Tom Petty Knew What He Was Talking About….

Photo by Pixabay on Pexels.

The waiting is the hardest part.

This last one, this fight, brought on by my anxiety again, bringing up your friendship with your ex-lover, still co-worker, was pretty monstrous. I was screaming to be heard, unsure if you were hearing me over my gasps for air trying to get every word out. How much I have been hurting inside because the parallel between you and my past in a similar situation are uncanny. Both of you asking me to trust, assuring me nothing is going on… but him, he was cheating all along. You, I know you would not hurt or betray me like that.

So I wait. But my body, my internal deep, gushing wounds, it doesn’t understand this. Feels only what has happened before, senses the threat and puts me on high alert. I am programmed this way, trying so hard to untangle those wires that keep me in a constant state of fight or flight. Yes, you have similar wounds as me, so maybe you can understand.. I don’t know, but just because you tell me to trust you, and I do, my body doesn’t agree. It’s not ready to accept that things might be really different this time.

So I wait. Wait to feel that normalcy again between you and I. After a week I still don’t feel it. I am scared and trying just hard enough without being fully exposed to let you know how much I love you. Maybe you have moved past it, you never look back, only ahead. So you choosing to let it go, is your way of forgiving me for another outburst over her. You don’t need to keep talking about it, nor do you want me too; let’s move forward you might be thinking? I don’t know. I am just waiting to feel your loving energy again… there is such an electricity between us, snaps & flashes of light. Our love is that deep and pure, but my past hurts never truly let me experience the simplicity of your love. My mind thinks there is always a catch.

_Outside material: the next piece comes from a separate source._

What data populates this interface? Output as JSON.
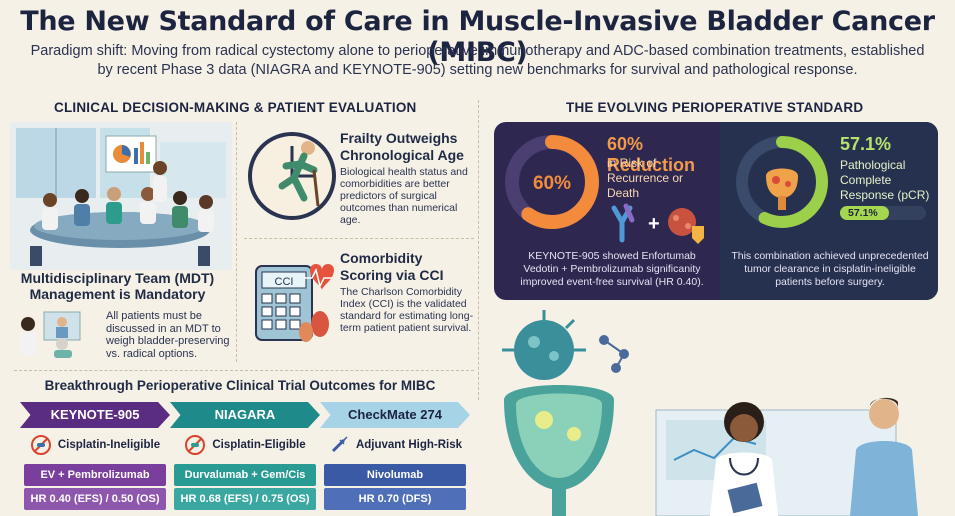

So I wait. Wait for your hand to grab mine, wait for you to put your arm around me when we sit next to each other. I just wait, wait to feel that spark, that bolt. It’s a magnetic reaction. I just wait till you find your balance with me again. You are waiting to see if I have another outburst over her because you are unsure of how many more times you can tell me there is nothing to worry about. The waiting is the hardest part, but still, I just wait.